The Pontiff has frequently criticised the bureaucratic and costly system currently in place for annulments.

A new streamlined procedure will allow most cases to be managed by individual bishops, who will have the power to grant the annulment and bypass a hearings process that is currently mandatory.

Automatic appeals for annulments, which were introduced by Pope Benedict XIV almost 300 years ago, will also be scrapped. Annulment trials will be free except for the "fair compensation of the court workers", Pope Francis said in a papal letter yesterday.

In the letter, sent to churches across the world, the Pope reaffirmed traditional teaching on the "indissolubility of marriage", making it clear the reforms were not meant to end the church's traditional stance.

Nevertheless, the changes may well be regarded with suspicion by conservatives, who fear that the Pope may be opening the door to divorced Catholics.

The church currently teaches that Catholics can remarry only if their first marriage is declared invalid by a church tribunal. It does not recognise divorce.

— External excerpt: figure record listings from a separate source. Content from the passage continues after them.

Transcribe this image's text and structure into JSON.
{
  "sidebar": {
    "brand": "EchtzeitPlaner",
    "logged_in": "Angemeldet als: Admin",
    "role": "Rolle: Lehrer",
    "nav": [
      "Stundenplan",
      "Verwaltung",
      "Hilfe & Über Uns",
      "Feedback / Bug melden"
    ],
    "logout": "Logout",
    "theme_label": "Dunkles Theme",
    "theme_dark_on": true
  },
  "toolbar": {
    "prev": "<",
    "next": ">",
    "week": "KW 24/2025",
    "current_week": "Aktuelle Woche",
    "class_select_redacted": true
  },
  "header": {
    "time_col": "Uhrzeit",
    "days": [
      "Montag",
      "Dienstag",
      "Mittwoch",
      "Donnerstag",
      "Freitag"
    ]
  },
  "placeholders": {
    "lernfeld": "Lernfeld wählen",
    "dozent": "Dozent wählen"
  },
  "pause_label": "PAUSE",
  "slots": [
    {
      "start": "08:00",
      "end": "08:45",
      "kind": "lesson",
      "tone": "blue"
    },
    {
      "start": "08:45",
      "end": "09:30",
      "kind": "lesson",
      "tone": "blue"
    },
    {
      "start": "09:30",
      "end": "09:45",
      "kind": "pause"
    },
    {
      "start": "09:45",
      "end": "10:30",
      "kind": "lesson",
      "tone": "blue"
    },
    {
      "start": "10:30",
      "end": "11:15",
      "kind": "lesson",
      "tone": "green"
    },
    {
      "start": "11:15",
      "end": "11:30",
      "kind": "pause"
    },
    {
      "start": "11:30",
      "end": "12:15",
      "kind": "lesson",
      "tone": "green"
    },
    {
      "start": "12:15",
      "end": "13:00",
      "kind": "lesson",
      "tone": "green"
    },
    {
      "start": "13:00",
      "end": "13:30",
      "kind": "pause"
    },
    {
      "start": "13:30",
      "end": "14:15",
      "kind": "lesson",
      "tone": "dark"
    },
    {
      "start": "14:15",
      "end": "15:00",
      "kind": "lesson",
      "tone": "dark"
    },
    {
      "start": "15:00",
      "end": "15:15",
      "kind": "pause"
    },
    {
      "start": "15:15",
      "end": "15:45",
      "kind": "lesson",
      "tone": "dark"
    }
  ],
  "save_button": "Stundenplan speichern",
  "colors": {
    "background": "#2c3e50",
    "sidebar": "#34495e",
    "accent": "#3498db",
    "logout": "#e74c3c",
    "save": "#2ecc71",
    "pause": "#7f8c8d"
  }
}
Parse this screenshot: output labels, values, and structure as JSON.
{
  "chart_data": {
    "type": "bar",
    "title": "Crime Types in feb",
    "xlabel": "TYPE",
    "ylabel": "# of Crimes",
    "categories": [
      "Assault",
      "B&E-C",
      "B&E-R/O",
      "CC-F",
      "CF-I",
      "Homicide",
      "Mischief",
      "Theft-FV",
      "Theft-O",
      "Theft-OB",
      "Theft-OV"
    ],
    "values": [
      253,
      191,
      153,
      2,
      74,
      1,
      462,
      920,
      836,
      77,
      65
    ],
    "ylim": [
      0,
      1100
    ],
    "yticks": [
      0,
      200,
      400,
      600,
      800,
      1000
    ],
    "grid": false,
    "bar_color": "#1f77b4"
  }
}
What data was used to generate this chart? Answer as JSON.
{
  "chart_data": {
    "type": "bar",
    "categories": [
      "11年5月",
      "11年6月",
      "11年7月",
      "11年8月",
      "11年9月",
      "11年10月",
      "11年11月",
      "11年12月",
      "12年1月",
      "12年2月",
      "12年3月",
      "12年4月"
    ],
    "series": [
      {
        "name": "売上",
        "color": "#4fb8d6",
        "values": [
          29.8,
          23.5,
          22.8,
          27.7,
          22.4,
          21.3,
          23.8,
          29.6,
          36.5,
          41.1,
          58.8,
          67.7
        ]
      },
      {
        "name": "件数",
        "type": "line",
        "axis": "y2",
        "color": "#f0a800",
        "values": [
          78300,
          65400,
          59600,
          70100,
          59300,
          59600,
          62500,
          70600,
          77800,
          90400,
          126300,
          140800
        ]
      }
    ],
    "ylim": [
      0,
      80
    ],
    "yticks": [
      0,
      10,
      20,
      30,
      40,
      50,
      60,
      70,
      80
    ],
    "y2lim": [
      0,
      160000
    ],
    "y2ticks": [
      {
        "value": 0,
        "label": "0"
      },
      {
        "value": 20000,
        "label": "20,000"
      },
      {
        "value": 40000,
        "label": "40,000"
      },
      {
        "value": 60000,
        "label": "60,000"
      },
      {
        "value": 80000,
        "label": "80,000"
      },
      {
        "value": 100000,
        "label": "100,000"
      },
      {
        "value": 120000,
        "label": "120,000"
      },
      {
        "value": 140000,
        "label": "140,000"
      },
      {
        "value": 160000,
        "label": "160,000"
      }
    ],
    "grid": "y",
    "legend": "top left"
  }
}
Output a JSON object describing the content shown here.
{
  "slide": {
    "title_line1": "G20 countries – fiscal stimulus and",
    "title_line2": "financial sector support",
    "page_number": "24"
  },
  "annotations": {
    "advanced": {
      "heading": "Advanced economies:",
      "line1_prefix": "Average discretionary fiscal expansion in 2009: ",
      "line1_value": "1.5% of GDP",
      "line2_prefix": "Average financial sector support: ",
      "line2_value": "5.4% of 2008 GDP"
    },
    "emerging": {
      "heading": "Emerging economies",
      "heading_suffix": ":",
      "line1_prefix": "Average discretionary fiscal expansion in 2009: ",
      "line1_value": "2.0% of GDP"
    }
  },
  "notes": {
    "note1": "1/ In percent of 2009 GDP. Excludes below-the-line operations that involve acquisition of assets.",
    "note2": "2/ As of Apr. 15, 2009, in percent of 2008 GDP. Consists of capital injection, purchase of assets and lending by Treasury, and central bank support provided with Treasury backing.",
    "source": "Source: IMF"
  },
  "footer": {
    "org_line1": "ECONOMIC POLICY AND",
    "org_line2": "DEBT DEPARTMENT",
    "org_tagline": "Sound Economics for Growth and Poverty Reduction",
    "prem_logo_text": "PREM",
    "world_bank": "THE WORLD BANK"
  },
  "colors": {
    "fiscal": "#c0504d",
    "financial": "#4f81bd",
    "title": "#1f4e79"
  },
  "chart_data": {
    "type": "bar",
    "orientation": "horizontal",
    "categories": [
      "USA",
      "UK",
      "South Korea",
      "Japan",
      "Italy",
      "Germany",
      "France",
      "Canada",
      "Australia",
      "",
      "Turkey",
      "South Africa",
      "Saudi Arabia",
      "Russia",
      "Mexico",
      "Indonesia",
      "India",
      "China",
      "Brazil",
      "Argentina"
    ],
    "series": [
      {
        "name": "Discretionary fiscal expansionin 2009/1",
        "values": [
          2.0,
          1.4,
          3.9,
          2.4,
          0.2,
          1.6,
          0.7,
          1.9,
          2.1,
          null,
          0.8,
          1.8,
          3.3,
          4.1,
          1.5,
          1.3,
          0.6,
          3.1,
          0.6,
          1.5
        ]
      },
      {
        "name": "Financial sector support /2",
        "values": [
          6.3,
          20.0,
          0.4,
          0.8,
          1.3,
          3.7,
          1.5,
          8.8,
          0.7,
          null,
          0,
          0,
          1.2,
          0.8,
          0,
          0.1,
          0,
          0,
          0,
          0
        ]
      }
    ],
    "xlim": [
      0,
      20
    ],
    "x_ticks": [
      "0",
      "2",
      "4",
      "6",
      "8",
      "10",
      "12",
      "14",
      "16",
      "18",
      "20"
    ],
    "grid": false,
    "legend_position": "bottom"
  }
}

Catholics who divorce and remarry in civil services are considered to be still married to their first spouse and living in a state of sin - which prevents them from receiving sacraments such as communion.

The streamlined annulment procedure will be available when both spouses request an annulment or do not oppose it.

It can also be used in situations where there is a clear reason to declare a marriage invalid, such as lack of faith, infidelity or a lack of desire to have children.

Candida Moss, professor of New Testament and early Christianity at the University of Notre Dame, Indiana, said the Pope's actions "are propelled by compassion and pragmatism".

She said that the Pope "recognises the dangers of spousal abuse and the reality that many modern marriages are undertaken without full consideration".


The Pope said the procedure needed to be made simpler and quicker, so that Catholics who sought annulments should not be "long oppressed by darkness of doubt" over whether they could have their marriages declared null and void.

He has already spoken several times about the need to reform the process and has called for annulments to be free in the past, saying that all Catholics have the right to justice from the church. A commission of canon lawyers has spent the past year studying ways to reform the process.

The reforms come a month before next month's synod on the family, where various contentious issues, such as the place of remarried and gay Catholics in the church, will be discussed.